The William King Museum of Art is now showcasing “Bernini and the Roman Baroque: Masterpieces from Palazzo Chigi in Ariccia.”
This is an exhibition that comprehensively maps the rich spectrum of genres and pictorial styles that characterize Baroque aesthetics and illuminates the influence of Gian Lorenzo Bernini across the Baroque movement.
“I think that this show is a nice introduction to the arts for people that want to learn more about the subject — and for those that have never visited,” said Anna Buchanan, the museum’s curator of contemporary fine art and crafts.
The luminous examples in this exhibition epitomize Baroque’s ultimate goal of elevating the viewer in mind and soul, communicating the moral and spiritual messages of the Catholic Church in its artistic heyday, said Alyssa Justice, the public relations manager for the museum.
“Bernini and the Roman Baroque” will be on view at William King Museum of Art through Jan. 16.
“This exhibit is spearheaded by our talented curator of fine and decorative art, Katie Edwards,” Buchanan said. “Katie worked with International Arts and Artists — or IA&A — to bring this show to our region. It’s because of her unwavering commitment to that art and to this region that this exhibit was made possible.”
This exhibition is made possible through the support of Rose Marie Burriss, with additional support by John and Joan Gregory, as well as Don and Ginia Shawl.
Take if from Justice: The term Baroque connotes an abundance of detail, a sense of irregularity and a sort of eccentric redundancy, all hallmarks of an extraordinary generation of artists who converged in Rome at the dawn of the 17th century.
This artistic style became a cultural phenomenon, spreading concurrently from Naples to Venice, Vienna to Prague, Justice said.
“I think that we are very fortunate to have this exhibit here in Abingdon. Bernini is a big name, from an art historical perspective, and we are so glad to be able to offer this free exhibit to the public,” said Buchanan.
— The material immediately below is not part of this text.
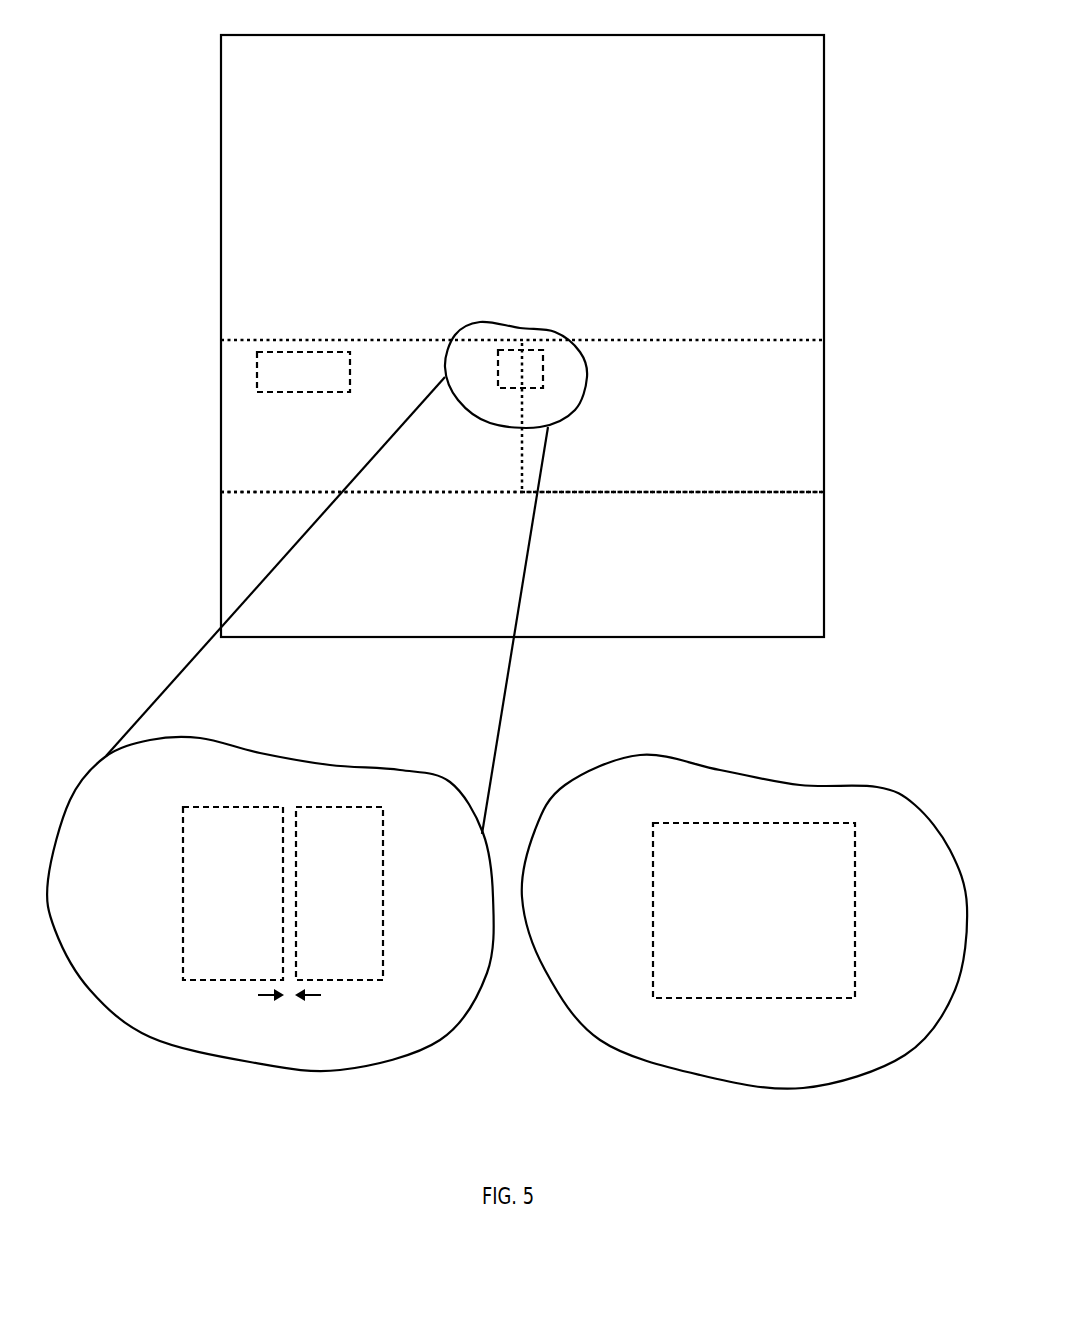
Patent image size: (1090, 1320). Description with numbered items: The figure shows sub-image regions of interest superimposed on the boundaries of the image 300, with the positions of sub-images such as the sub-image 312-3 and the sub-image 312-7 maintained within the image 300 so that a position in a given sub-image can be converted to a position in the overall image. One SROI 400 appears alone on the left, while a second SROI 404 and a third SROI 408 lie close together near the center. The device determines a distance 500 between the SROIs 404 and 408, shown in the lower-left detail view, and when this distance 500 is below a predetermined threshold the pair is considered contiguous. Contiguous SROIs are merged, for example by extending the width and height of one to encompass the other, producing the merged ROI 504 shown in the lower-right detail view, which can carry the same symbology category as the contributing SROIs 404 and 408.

“What I really enjoy about the show, as a whole, is that I think that there is something in there for everybody,” Buchanan said. “It hits on a theme of realism.”
Buchanan encourages the public to view the art while it’s on display.
“We’re fortunate to have it here at the museum, especially with the show coming all the way from Italy,” Buchanan said. “It’s a prominent historical example of how the fine arts came to be.”